At least three major British software companies use fingerprinting methods to identify culprits when illegal copies of current secret projects turn up on the market. Each version of a game can be given a secret identity in a number of ways, either in the magnetic material of the disk or with an ultraviolet pen on its casing.

The simplest, and most widely used fingerprinting technique, uses a block of dead code which is placed anywhere within the program and visible only when the code is listed. The code could simply give the name of the programmer and the date but is more likely to consist of a block of random numbers which the original publisher can identify. Non-programmers may see the removal of the identifying code as the pirate's solution. Not so. Removing part of the code is like changing the line numbers of a BASIC program but not changing the GOTO statements within the program. The code loses its structure and will not work as a game unless substantially re-written — not an easy job if you don't understand the code's workings.

For and against

As I said at the start of this article, the biggest British software houses turn piracy to their advantage by unofficially endorsing it.

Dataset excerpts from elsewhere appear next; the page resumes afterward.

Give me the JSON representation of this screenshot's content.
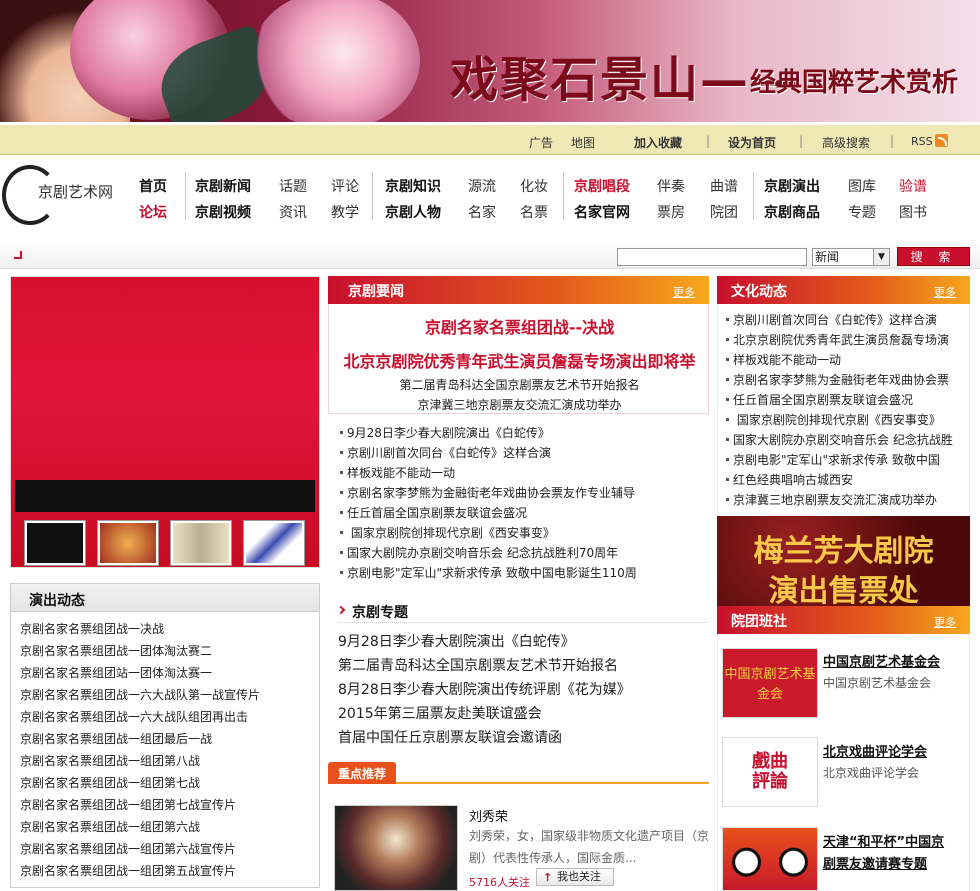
{
  "banner": {
    "title": "戏聚石景山——",
    "subtitle": "经典国粹艺术赏析"
  },
  "topbar": {
    "ad": "广告",
    "map": "地图",
    "favorite": "加入收藏",
    "homepage": "设为首页",
    "advanced_search": "高级搜索",
    "rss": "RSS"
  },
  "logo": {
    "text": "京剧艺术网"
  },
  "nav": {
    "row1": [
      "首页",
      "京剧新闻",
      "话题",
      "评论",
      "京剧知识",
      "源流",
      "化妆",
      "京剧唱段",
      "伴奏",
      "曲谱",
      "京剧演出",
      "图库",
      "验谱"
    ],
    "row2": [
      "论坛",
      "京剧视频",
      "资讯",
      "教学",
      "京剧人物",
      "名家",
      "名票",
      "名家官网",
      "票房",
      "院团",
      "京剧商品",
      "专题",
      "图书"
    ]
  },
  "search": {
    "placeholder": "",
    "select_value": "新闻",
    "button": "搜 索"
  },
  "performance": {
    "title": "演出动态",
    "items": [
      "京剧名家名票组团战一决战",
      "京剧名家名票组团战一团体淘汰赛二",
      "京剧名家名票组团站一团体淘汰赛一",
      "京剧名家名票组团战一六大战队第一战宣传片",
      "京剧名家名票组团战一六大战队组团再出击",
      "京剧名家名票组团战一组团最后一战",
      "京剧名家名票组团战一组团第八战",
      "京剧名家名票组团战一组团第七战",
      "京剧名家名票组团战一组团第七战宣传片",
      "京剧名家名票组团战一组团第六战",
      "京剧名家名票组团战一组团第六战宣传片",
      "京剧名家名票组团战一组团第五战宣传片"
    ]
  },
  "news": {
    "title": "京剧要闻",
    "more": "更多",
    "headline1": "京剧名家名票组团战--决战",
    "headline2": "北京京剧院优秀青年武生演员詹磊专场演出即将举",
    "sub1": "第二届青岛科达全国京剧票友艺术节开始报名",
    "sub2": "京津冀三地京剧票友交流汇演成功举办",
    "items": [
      "9月28日李少春大剧院演出《白蛇传》",
      "京剧川剧首次同台《白蛇传》这样合演",
      "样板戏能不能动一动",
      "京剧名家李梦熊为金融街老年戏曲协会票友作专业辅导",
      "任丘首届全国京剧票友联谊会盛况",
      " 国家京剧院创排现代京剧《西安事变》",
      "国家大剧院办京剧交响音乐会 纪念抗战胜利70周年",
      "京剧电影\"定军山\"求新求传承 致敬中国电影诞生110周"
    ]
  },
  "topics": {
    "title": "京剧专题",
    "items": [
      "9月28日李少春大剧院演出《白蛇传》",
      "第二届青岛科达全国京剧票友艺术节开始报名",
      "8月28日李少春大剧院演出传统评剧《花为媒》",
      "2015年第三届票友赴美联谊盛会",
      "首届中国任丘京剧票友联谊会邀请函"
    ]
  },
  "featured": {
    "tag": "重点推荐",
    "name": "刘秀荣",
    "desc_line1": "刘秀荣，女，国家级非物质文化遗产项目（京",
    "desc_line2": "剧）代表性传承人，国际金质...",
    "fans": "5716人关注",
    "follow_button": "我也关注"
  },
  "culture": {
    "title": "文化动态",
    "more": "更多",
    "items": [
      "京剧川剧首次同台《白蛇传》这样合演",
      "北京京剧院优秀青年武生演员詹磊专场演",
      "样板戏能不能动一动",
      "京剧名家李梦熊为金融街老年戏曲协会票",
      "任丘首届全国京剧票友联谊会盛况",
      " 国家京剧院创排现代京剧《西安事变》",
      "国家大剧院办京剧交响音乐会 纪念抗战胜",
      "京剧电影\"定军山\"求新求传承 致敬中国",
      "红色经典唱响古城西安",
      "京津冀三地京剧票友交流汇演成功举办"
    ]
  },
  "ad": {
    "line1": "梅兰芳大剧院",
    "line2": "演出售票处"
  },
  "troupes": {
    "title": "院团班社",
    "more": "更多",
    "items": [
      {
        "name": "中国京剧艺术基金会",
        "desc": "中国京剧艺术基金会",
        "logo_text": "中国京剧艺术基金会"
      },
      {
        "name": "北京戏曲评论学会",
        "desc": "北京戏曲评论学会",
        "logo_text": "戲曲評論"
      },
      {
        "name": "天津“和平杯”中国京",
        "name2": "剧票友邀请赛专题",
        "desc": "",
        "logo_text": ""
      }
    ]
  },
  "colors": {
    "accent": "#c8102e",
    "topbar": "#efe7b4",
    "orange": "#f7a81d"
  }
}
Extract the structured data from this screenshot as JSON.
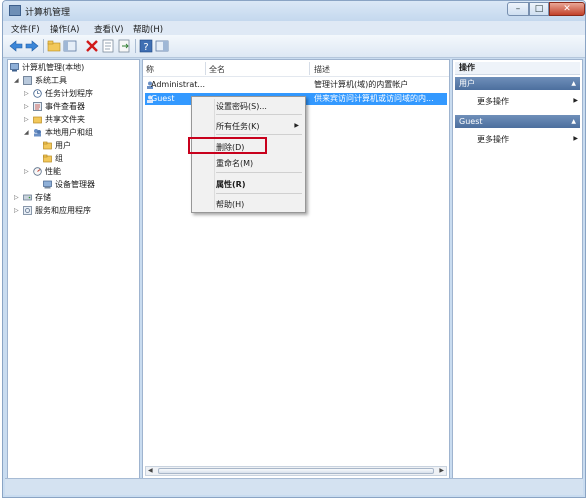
{
  "window": {
    "title": "计算机管理"
  },
  "menubar": [
    "文件(F)",
    "操作(A)",
    "查看(V)",
    "帮助(H)"
  ],
  "tree": {
    "root": "计算机管理(本地)",
    "system_tools": "系统工具",
    "task_scheduler": "任务计划程序",
    "event_viewer": "事件查看器",
    "shared_folders": "共享文件夹",
    "local_users_groups": "本地用户和组",
    "users": "用户",
    "groups": "组",
    "performance": "性能",
    "device_manager": "设备管理器",
    "storage": "存储",
    "services_apps": "服务和应用程序"
  },
  "list": {
    "columns": [
      "称",
      "全名",
      "描述"
    ],
    "rows": [
      {
        "name": "Administrat...",
        "fullname": "",
        "desc": "管理计算机(域)的内置帐户"
      },
      {
        "name": "Guest",
        "fullname": "",
        "desc": "供来宾访问计算机或访问域的内..."
      }
    ]
  },
  "context_menu": {
    "set_password": "设置密码(S)...",
    "all_tasks": "所有任务(K)",
    "delete": "删除(D)",
    "rename": "重命名(M)",
    "properties": "属性(R)",
    "help": "帮助(H)"
  },
  "actions": {
    "header": "操作",
    "section1": "用户",
    "section1_item": "更多操作",
    "section2": "Guest",
    "section2_item": "更多操作"
  },
  "colors": {
    "selection": "#3399ff",
    "highlight_box": "#c8001c"
  }
}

Such pirates are often members of development houses. Their fortunes are made by keeping up with the state of the programming art. They are just as adept at breaking other people's protection devices and studying the latest programs on the market as they are in creating their own games.

These, some would say unscrupulous, programmers can also obtain incomplete versions of games to keep their publisher bosses up to date with possible market trends — Star Trek, from Beyond, and Gauntlet, from US Gold are two good examples of games which did the rounds of some software houses months before they were released to the public.

The trend toward the so-called legitimate use of pirates is, becoming an accepted, though tittle known, part of the industry. Unfortunately, several of the companies that bemoan pirate activities are actually using their services to gain information about competitors.

It's a dangerous trend and could have bad consequences for the whole software industry if some of its inmates are caught in the act. The trend is, after all, industrial espionage and, as such, illegal.